Au sommaire de cette semaine du Wrap Up :
Révisée 🏛️ : la loi audiovisuelle de 1986 doit être refondue selon Nathalie Sonnac
Gamifiée 🎮 : la Fondation pour l’Innovation Politique se penche sur les jeux vidéos
⌛️ Temps de lecture : 7 min 30 sec
Effilé 🧵 : Threads est-il concurrent de Twitter?
⌛️ : 1 min 59 sec
Le concurrent lancé par Meta pour profiter des avanies de Twitter, Threads1, a rencontré un premier vrai engouement avec près de 110 M de comptes créés en moins de 10 jours.
Ben Thompson, un des plus fins analystes du paysage tech, revient dans sa publication Stratchery sur la mise en perspective de ce lancement.

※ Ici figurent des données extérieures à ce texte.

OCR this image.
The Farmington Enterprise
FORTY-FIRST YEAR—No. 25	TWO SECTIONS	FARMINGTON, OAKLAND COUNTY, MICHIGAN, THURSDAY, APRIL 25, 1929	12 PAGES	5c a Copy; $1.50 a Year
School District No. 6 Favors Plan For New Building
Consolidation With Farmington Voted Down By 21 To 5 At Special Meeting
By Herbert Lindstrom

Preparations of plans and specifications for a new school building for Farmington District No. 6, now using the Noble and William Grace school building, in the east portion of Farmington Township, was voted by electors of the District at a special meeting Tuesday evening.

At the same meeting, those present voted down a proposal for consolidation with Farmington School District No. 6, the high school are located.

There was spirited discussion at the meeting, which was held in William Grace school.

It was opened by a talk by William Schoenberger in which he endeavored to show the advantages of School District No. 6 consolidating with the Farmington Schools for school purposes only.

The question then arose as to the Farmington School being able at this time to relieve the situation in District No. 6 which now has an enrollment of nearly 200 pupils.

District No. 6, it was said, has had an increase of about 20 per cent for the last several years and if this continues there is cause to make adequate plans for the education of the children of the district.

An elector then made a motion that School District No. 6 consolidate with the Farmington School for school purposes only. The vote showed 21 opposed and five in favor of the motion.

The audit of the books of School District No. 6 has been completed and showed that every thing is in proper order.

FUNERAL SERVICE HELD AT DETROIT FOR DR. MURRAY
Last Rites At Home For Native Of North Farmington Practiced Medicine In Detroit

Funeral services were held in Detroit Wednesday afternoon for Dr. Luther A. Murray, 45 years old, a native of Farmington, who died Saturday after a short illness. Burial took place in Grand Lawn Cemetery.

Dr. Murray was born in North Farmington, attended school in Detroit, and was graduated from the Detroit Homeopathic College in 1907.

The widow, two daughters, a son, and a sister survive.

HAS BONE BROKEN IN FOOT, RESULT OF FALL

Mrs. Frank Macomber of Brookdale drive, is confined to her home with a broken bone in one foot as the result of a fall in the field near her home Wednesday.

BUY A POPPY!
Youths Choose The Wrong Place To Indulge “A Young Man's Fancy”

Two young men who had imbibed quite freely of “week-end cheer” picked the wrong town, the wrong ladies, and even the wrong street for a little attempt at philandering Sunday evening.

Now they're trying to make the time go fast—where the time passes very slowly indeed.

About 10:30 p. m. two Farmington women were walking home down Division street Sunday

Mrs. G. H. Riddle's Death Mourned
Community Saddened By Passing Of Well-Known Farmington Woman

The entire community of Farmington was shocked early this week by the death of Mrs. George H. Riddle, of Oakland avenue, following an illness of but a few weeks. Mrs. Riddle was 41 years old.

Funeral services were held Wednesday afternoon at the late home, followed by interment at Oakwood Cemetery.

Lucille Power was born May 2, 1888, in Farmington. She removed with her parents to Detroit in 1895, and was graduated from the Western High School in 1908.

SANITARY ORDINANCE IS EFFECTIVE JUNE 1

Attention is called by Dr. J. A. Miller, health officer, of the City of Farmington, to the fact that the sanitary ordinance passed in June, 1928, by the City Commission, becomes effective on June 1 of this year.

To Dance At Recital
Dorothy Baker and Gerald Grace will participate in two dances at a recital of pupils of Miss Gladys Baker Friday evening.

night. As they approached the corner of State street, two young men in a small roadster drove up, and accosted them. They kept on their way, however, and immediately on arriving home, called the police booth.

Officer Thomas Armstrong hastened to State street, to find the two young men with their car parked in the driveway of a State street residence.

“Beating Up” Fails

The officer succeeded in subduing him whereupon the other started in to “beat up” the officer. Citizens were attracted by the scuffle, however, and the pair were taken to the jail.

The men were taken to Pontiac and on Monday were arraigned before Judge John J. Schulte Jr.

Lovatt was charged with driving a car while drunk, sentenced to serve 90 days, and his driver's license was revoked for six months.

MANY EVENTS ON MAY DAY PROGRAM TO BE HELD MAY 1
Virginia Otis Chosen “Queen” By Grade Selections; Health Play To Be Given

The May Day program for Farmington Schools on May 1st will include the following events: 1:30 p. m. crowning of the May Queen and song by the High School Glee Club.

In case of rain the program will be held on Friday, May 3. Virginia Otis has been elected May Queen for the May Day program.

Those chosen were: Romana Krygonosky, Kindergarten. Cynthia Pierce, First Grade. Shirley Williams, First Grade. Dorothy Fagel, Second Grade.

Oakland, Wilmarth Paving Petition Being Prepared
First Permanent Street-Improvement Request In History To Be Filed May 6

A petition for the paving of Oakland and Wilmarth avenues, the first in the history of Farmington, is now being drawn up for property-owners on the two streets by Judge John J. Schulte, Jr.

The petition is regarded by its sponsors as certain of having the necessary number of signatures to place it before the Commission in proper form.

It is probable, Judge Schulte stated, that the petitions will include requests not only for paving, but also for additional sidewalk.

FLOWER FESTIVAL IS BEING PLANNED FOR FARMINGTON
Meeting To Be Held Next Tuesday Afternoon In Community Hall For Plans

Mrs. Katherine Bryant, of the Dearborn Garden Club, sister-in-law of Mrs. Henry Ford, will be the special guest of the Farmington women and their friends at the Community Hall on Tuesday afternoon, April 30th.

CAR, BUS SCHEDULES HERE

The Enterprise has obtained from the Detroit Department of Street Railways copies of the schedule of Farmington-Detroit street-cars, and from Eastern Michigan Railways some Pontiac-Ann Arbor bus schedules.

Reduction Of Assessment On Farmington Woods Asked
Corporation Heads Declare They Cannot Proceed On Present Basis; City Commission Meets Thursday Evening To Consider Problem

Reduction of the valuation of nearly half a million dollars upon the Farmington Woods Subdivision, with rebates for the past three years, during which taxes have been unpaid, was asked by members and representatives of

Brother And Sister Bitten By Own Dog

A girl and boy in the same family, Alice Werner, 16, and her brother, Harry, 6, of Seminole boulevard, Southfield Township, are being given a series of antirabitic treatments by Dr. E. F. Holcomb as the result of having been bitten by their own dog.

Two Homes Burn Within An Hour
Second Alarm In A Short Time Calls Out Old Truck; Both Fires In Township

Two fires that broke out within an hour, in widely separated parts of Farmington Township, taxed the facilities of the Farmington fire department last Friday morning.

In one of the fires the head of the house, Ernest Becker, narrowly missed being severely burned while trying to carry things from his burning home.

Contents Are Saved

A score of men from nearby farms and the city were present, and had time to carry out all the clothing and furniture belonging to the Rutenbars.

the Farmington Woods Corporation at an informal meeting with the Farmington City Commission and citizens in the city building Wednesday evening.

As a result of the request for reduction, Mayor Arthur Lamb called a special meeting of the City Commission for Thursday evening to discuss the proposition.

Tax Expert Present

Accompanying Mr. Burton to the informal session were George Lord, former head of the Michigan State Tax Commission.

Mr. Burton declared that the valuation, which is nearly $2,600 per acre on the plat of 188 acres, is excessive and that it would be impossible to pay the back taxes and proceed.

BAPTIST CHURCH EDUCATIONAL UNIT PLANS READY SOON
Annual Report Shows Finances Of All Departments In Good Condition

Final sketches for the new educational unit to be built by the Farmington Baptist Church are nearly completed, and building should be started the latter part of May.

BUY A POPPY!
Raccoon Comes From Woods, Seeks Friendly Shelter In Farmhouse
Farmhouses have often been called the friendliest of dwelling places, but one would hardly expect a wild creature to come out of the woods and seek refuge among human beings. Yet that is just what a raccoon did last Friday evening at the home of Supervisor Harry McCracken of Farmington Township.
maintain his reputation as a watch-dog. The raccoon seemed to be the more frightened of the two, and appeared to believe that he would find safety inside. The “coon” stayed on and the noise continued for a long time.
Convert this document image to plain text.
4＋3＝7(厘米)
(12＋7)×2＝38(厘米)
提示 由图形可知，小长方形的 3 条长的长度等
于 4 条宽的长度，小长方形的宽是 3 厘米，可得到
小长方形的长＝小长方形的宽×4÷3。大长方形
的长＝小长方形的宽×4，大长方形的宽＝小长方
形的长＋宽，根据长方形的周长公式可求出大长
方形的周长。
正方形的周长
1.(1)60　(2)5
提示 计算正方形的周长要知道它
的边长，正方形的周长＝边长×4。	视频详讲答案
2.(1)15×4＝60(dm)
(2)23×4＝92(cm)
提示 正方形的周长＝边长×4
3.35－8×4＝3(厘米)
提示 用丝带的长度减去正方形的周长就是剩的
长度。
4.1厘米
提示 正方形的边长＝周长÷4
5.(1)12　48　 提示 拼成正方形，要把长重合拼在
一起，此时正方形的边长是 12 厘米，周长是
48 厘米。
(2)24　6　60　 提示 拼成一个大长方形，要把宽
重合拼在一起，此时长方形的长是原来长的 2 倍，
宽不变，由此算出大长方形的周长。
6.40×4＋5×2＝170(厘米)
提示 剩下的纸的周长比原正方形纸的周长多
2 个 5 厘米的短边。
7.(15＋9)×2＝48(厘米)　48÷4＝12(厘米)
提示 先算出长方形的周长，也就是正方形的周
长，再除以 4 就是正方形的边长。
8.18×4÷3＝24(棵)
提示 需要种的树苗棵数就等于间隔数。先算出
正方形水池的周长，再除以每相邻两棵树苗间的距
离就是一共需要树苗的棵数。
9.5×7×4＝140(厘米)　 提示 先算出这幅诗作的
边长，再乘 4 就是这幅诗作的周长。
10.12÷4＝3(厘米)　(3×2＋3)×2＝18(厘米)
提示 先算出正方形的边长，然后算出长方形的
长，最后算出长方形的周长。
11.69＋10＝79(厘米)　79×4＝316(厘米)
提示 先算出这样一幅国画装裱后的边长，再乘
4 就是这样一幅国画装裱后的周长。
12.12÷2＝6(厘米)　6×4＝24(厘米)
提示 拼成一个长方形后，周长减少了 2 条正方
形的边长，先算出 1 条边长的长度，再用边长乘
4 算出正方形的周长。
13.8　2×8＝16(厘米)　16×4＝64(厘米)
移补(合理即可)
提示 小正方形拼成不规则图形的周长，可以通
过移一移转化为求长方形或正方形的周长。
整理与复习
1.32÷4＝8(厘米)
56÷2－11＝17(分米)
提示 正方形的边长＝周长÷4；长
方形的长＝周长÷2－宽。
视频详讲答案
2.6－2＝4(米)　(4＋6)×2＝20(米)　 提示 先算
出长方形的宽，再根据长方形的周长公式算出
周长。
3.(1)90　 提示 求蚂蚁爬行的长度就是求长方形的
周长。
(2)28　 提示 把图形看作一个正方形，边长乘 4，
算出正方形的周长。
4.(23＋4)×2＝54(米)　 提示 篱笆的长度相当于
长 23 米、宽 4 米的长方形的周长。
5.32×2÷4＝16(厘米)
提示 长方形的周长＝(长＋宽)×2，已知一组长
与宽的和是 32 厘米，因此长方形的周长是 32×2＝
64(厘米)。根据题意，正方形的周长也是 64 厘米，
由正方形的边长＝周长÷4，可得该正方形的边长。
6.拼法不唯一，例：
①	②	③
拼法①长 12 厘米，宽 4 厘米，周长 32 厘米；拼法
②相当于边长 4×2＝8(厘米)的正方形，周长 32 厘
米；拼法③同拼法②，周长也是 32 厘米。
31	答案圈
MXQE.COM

Il reprend pour lire les derniers rebondissement, une première analyse qu’il avait produite en 2013 soulignant à quel point Facebook ne pourrait jamais se trouver en monopole sur les réseaux sociaux compte tenu de leur essence protéiforme :
Thomson à présent souligne que les règles ont changé (notamment après le passage de Tiktok). L’enjeu n’est plus de distribuer les contenus appréciés par ses proches, mais plutôt le fait d’attirer sur son réseau une multitude de créateurs de contenus qui vont par leur abondance trouver leur public, les réseaux deviennent de gigantesques salles de test :
Mobile, though, is defined by the Internet, which is to say it is defined by abundance…So it is on TikTok, or any other app with user-generated content. The goal is not to pick out the hits, but rather to attract as much content as possible, and then algorithmically boost whatever turns out to be good.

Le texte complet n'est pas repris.